These defined lines and sharp colors appear to be in the midst of a rhythmic dance to an emotional score. The crucial question seems to be: are they the direct visual translation of sound or the visual interpretation of cognitive perception, in this case that of the Danish artist Mathias Mall? It is no coincidence that the Italians Fortunato Depero and Giacomo Balla spoke of their works as a “complex plastic abstractionism,” a definition that can certainly be transposed to the pictorial creations of Mathias Malling Mortensen.
Different sensory levels regulate our being in the world whereas their ordering manifests itself as a confluence of ever-evolving, lava-like rivers. What matters most to Malling Mortensen is not so much the gnoseological component or the way in which an object or an event comes to consciousness, but something that is closer to the surface.

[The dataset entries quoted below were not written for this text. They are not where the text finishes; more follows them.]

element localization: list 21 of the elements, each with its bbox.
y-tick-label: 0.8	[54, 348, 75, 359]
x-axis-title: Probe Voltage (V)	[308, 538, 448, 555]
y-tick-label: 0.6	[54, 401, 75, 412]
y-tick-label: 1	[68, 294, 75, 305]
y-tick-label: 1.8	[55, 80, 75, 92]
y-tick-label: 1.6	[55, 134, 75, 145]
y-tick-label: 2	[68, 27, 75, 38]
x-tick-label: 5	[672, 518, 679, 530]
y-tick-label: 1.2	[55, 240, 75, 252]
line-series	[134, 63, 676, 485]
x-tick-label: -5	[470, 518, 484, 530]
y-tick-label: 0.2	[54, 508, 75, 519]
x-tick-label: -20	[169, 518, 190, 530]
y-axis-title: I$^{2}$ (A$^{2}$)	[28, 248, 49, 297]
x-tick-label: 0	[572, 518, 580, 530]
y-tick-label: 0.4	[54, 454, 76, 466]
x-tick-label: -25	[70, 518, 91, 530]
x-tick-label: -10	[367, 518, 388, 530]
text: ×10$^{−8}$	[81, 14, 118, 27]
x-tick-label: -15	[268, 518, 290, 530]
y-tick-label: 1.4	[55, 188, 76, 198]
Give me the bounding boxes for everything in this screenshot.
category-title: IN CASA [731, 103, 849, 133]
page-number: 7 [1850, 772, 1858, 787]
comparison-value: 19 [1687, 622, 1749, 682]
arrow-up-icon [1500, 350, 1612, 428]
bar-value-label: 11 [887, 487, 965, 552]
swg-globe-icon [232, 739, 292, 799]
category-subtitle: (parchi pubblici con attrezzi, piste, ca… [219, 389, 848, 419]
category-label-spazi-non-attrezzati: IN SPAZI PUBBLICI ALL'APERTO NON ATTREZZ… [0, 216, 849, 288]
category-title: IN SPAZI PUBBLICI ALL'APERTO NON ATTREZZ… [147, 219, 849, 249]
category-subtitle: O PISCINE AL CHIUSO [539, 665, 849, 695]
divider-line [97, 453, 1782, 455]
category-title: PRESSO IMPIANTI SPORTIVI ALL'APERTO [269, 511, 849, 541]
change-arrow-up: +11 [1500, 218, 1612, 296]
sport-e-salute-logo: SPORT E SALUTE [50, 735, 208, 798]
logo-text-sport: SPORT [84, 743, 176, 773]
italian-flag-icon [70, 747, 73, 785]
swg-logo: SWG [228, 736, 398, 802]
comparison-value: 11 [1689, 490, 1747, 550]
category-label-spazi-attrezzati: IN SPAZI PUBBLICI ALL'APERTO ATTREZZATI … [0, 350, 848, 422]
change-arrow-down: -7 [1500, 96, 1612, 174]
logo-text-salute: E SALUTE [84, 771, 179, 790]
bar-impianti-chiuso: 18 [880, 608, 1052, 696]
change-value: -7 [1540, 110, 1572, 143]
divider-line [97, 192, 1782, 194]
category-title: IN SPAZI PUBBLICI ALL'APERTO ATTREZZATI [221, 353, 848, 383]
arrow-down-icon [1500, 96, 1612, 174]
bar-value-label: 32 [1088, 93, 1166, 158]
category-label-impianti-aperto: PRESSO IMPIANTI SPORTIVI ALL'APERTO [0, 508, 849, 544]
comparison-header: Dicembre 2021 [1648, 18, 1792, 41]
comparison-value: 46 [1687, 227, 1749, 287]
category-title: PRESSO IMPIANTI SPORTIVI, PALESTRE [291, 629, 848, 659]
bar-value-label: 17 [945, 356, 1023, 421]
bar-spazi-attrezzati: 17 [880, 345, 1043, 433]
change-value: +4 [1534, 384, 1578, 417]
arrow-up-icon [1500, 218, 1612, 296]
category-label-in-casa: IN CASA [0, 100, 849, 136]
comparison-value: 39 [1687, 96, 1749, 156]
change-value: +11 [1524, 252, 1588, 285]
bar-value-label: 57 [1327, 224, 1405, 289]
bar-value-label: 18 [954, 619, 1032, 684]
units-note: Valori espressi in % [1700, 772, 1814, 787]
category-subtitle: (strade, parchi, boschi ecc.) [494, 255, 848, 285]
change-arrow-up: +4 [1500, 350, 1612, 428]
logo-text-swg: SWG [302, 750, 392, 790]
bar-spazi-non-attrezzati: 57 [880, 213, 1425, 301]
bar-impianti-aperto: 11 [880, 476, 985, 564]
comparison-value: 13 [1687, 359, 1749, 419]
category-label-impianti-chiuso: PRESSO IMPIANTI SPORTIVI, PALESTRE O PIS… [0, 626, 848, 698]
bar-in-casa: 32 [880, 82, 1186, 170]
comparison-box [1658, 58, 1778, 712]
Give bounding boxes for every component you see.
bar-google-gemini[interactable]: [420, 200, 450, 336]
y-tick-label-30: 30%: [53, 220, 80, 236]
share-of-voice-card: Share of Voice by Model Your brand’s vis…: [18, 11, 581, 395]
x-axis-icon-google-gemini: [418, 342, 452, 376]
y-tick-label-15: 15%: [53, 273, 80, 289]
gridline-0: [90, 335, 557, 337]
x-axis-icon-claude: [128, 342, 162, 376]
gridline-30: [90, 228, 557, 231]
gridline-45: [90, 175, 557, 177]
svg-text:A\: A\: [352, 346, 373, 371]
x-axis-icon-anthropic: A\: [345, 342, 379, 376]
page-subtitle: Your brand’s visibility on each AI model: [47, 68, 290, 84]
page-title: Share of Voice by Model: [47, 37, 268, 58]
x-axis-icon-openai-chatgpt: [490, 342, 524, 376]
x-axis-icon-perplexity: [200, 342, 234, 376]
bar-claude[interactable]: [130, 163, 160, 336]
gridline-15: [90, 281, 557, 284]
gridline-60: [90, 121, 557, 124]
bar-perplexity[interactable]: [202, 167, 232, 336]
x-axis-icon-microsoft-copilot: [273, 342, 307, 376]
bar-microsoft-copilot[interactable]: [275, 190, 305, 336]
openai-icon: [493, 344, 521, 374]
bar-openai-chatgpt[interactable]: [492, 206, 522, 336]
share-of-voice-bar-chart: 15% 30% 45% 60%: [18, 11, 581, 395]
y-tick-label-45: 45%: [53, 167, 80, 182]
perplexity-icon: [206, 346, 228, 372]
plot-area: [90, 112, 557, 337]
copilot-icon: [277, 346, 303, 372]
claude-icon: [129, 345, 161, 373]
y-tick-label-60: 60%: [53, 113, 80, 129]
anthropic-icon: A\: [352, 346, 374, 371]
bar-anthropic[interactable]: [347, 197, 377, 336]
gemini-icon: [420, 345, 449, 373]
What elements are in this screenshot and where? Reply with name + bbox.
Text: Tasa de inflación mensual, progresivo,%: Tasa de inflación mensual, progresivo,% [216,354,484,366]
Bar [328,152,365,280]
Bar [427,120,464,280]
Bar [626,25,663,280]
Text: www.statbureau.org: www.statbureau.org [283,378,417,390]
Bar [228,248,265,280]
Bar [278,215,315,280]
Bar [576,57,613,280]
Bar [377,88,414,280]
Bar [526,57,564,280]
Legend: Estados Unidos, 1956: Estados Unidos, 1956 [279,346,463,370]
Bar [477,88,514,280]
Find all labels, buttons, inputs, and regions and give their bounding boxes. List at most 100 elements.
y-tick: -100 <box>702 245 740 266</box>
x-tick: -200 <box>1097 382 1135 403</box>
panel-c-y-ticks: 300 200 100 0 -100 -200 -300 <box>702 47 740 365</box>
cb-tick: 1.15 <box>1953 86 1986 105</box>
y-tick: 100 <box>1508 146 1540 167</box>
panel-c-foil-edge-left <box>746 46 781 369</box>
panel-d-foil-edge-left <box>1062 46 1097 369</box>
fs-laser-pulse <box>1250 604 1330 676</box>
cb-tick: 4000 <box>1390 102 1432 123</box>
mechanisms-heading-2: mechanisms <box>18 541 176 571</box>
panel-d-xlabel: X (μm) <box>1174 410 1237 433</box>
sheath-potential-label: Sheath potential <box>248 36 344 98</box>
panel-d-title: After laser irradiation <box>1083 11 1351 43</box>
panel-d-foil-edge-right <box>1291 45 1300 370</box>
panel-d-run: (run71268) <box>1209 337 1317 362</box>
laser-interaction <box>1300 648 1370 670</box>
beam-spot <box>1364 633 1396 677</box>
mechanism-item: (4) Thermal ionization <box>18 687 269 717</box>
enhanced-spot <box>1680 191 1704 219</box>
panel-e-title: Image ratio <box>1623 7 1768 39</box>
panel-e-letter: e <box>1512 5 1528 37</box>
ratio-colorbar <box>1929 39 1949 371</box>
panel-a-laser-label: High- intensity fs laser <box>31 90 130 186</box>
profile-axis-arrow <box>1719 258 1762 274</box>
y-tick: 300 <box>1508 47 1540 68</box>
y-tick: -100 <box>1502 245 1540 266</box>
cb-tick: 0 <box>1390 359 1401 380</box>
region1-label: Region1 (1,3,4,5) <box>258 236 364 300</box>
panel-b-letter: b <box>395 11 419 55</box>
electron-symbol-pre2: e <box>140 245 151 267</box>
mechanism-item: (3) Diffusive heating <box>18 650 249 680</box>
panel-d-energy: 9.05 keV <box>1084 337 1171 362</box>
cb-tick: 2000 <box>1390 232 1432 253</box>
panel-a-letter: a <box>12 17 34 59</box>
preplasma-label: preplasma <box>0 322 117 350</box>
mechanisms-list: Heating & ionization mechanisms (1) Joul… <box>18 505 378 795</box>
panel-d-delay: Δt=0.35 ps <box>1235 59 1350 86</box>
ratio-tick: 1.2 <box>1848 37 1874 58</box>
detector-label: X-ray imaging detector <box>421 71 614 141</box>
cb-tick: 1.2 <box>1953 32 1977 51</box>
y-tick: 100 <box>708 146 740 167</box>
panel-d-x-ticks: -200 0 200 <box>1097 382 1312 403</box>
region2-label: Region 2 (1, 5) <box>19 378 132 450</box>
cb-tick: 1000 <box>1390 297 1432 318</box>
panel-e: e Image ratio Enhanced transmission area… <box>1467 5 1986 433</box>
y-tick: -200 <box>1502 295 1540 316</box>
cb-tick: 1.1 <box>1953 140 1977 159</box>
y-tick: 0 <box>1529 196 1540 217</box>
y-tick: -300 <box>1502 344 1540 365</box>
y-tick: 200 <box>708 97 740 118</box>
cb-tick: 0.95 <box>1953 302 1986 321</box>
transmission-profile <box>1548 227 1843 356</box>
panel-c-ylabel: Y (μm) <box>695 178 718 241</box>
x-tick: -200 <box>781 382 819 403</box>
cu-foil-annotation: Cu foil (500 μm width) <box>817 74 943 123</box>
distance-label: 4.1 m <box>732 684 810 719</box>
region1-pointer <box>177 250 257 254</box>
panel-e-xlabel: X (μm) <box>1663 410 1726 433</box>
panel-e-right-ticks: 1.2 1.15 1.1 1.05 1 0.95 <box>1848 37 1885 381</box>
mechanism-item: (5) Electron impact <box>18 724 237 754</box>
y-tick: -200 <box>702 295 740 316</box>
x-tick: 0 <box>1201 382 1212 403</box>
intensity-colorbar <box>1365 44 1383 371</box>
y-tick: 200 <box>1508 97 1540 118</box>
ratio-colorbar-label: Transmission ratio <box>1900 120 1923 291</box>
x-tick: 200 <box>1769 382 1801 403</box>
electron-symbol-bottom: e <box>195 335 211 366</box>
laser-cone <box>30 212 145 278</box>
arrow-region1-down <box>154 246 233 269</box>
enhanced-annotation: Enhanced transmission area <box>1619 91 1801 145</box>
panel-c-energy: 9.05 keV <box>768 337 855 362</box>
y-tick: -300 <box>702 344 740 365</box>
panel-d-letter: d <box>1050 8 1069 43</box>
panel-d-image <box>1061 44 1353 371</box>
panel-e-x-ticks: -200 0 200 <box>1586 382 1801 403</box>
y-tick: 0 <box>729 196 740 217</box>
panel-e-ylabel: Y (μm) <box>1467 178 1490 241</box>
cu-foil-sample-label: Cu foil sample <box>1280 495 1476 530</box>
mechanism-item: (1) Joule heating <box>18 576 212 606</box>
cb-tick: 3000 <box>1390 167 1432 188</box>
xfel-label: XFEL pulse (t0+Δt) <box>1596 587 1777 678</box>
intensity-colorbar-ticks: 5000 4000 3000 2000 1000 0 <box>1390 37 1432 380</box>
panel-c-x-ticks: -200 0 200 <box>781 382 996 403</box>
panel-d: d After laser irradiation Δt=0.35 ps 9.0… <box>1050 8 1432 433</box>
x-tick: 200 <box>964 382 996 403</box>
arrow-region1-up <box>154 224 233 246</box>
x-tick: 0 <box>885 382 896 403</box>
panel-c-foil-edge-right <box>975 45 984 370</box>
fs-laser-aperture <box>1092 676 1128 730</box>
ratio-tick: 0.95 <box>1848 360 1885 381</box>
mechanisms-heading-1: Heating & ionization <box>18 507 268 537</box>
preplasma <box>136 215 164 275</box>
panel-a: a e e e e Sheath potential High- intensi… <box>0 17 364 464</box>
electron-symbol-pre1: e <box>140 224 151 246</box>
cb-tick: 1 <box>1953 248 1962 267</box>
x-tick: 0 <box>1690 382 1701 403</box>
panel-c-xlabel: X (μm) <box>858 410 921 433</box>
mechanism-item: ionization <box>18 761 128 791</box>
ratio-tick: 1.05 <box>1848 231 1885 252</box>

It is a purely aesthetic layer, that is, the one through which what is in front of us, but not necessarily—referring to the auditory sphere, that something can also be distant since the sound is omnipresent—is processed in the first moment of perception, the way it connects to our emotions and subsequently comes to have a psychological influence on us. It is a moment in which there is a complete connection of the human being, understood as unity of meaning, with the world and therefore a total immersive experience, an open sensoriality that flows into the gesture of form. Finally, it is a moment that generates what the art historian German Wilhelm Worringer, in Abstraction and Empathy (1908), calls “vital activities: modes of our action, ways in which we live out of our own innermost being in the thing we experience.” This is where Malling Mortensen’s intense abstract paintings—eulogy of the binomial positive void and negative void—are born. They narrate sound, since sound is everywhere and one cannot escape from it and therefore everything has a sound—hence the eponymous title of the exhibition.
Form has sound, sound has form, but perhaps that form is in the textures of the brain of the person who hears it? Therefore, the answer to the original question should probably not be asked in terms of a unique choice but rather is dialectical or intricate, since a complex web of references and sensorial stratifications rise in front of the question itself. The more certain and indeed irrefutable answer is that there is movement in sound and music. And perhaps it is movement that causes the visual sense to reach the heights of pure abstraction allowing the lines to vibrate above, in a hyper-thin void similar to the interspatial one.